Jaypee University of Information Technology, Solan, Himachal Pradesh, India.
Centre for Agricultural Bioinformatics, ICAR-Indian Agricultural Statistics Research Institute, New Delhi, India.
Probiotics Antimicrob Proteins. 2016 Sep;8(3):141-9. doi: 10.1007/s12602-016-9215-0.

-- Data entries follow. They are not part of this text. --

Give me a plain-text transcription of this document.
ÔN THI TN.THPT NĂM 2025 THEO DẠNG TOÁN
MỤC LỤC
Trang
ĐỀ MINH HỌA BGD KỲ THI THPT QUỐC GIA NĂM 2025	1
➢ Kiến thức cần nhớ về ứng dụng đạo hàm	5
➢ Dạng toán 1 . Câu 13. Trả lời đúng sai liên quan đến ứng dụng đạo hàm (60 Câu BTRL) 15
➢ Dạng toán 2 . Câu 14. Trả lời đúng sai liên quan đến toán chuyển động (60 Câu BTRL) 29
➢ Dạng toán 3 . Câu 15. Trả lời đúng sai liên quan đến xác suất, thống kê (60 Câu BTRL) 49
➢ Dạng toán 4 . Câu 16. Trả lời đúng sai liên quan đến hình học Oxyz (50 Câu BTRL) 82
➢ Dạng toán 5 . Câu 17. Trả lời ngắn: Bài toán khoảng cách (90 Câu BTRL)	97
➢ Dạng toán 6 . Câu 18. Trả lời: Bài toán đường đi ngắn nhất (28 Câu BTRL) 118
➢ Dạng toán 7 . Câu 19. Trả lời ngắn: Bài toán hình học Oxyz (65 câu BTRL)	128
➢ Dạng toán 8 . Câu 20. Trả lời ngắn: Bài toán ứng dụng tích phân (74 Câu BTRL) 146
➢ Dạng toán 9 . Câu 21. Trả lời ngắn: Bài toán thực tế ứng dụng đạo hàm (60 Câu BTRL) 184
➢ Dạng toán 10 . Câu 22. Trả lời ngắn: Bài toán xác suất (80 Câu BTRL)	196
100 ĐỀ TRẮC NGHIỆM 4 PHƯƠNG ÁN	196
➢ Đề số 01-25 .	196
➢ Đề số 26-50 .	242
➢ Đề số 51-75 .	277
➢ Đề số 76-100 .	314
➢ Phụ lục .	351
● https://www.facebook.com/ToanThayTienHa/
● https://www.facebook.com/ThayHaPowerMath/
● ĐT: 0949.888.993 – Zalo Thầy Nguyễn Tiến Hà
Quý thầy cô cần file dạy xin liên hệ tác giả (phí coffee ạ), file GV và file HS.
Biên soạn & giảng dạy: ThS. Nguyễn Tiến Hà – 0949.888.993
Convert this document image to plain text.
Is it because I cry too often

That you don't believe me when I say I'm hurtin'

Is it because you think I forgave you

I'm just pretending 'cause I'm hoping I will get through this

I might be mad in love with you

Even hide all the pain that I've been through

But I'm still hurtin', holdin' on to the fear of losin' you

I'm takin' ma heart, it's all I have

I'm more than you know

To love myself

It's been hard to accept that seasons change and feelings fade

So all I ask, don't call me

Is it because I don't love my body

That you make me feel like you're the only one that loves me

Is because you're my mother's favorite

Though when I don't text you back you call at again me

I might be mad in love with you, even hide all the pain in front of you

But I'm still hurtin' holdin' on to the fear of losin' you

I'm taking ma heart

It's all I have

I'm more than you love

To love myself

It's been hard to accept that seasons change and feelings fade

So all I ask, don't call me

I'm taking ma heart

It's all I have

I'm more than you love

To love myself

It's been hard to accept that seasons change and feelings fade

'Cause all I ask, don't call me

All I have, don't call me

Microbial diseases in fish, plant, animal and human are rising constantly; thus, discovery of their antidote is imperative. The use of antibiotic in aquaculture further compounds the problem by development of resistance and consequent consumer health risk by bio-magnification. Antimicrobial peptides (AMPs) have been highly promising as natural alternative to chemical antibiotics. Though AMPs are molecules of innate immune defense of all advance eukaryotic organisms, fish being heavily dependent on their innate immune defense has been a good source of AMPs with much wider applicability. Machine learning-based prediction method using wet laboratory-validated fish AMP can accelerate the AMP discovery using available fish genomic and proteomic data. Earlier AMP prediction servers are based on multi-phyla/species data, and we report here the world's first AMP prediction server in fishes. It is freely accessible at http://webapp.cabgrid.res.in/fishamp/ . A total of 151 AMPs related to fish collected from various databases and published literature were taken for this study. For model development and prediction, N-terminus residues, C-terminus residues and full sequences were considered. Best models were with kernels polynomial-2, linear and radial basis function with accuracy of 97, 99 and 97 %, respectively. We found that performance of support vector machine-based models is superior to artificial neural network. This in silico approach can drastically reduce the time and cost of AMP discovery. This accelerated discovery of lead AMP molecules having potential wider applications in diverse area like fish and human health as substitute of antibiotics, immunomodulator, antitumor, vaccine adjuvant and inactivator, and also for packaged food can be of much importance for industries.
鱼类、植物、动物和人类的微生物疾病不断增加;因此,发现它们的解毒剂是当务之急。抗生素在水产养殖中的使用进一步加剧了这个问题,因为抗生素的耐药性发展导致了消费者健康风险的生物放大。抗菌肽 (AMPs) 作为化学抗生素的替代品,具有很高的应用前景。尽管 AMPs 是所有高等真核生物固有免疫防御的分子,但鱼类严重依赖其固有免疫防御,因此成为 AMPs 的良好来源,具有更广泛的适用性。基于机器学习的预测方法使用经过湿实验室验证的鱼类 AMP 可以加速利用现有鱼类基因组和蛋白质组数据发现 AMP。早期的 AMP 预测服务器基于多门/物种数据,我们在这里报告了世界上第一个鱼类 AMP 预测服务器。它可以在 http://webapp.cabgrid.res.in/fishamp/ 免费访问。这项研究共收集了来自不同数据库和已发表文献的 151 种与鱼类相关的 AMP。为了进行模型开发和预测,考虑了 N 端残基、C 端残基和全长序列。最佳模型的核函数分别为多项式-2、线性和径向基函数,准确率分别为 97%、99%和 97%。我们发现支持向量机模型的性能优于人工神经网络。这种计算方法可以大大缩短 AMP 发现的时间和成本。这种加速发现具有潜在广泛应用的先导 AMP 分子的方法,如抗生素替代品、免疫调节剂、抗肿瘤、疫苗佐剂和灭活剂,以及包装食品,对工业来说非常重要。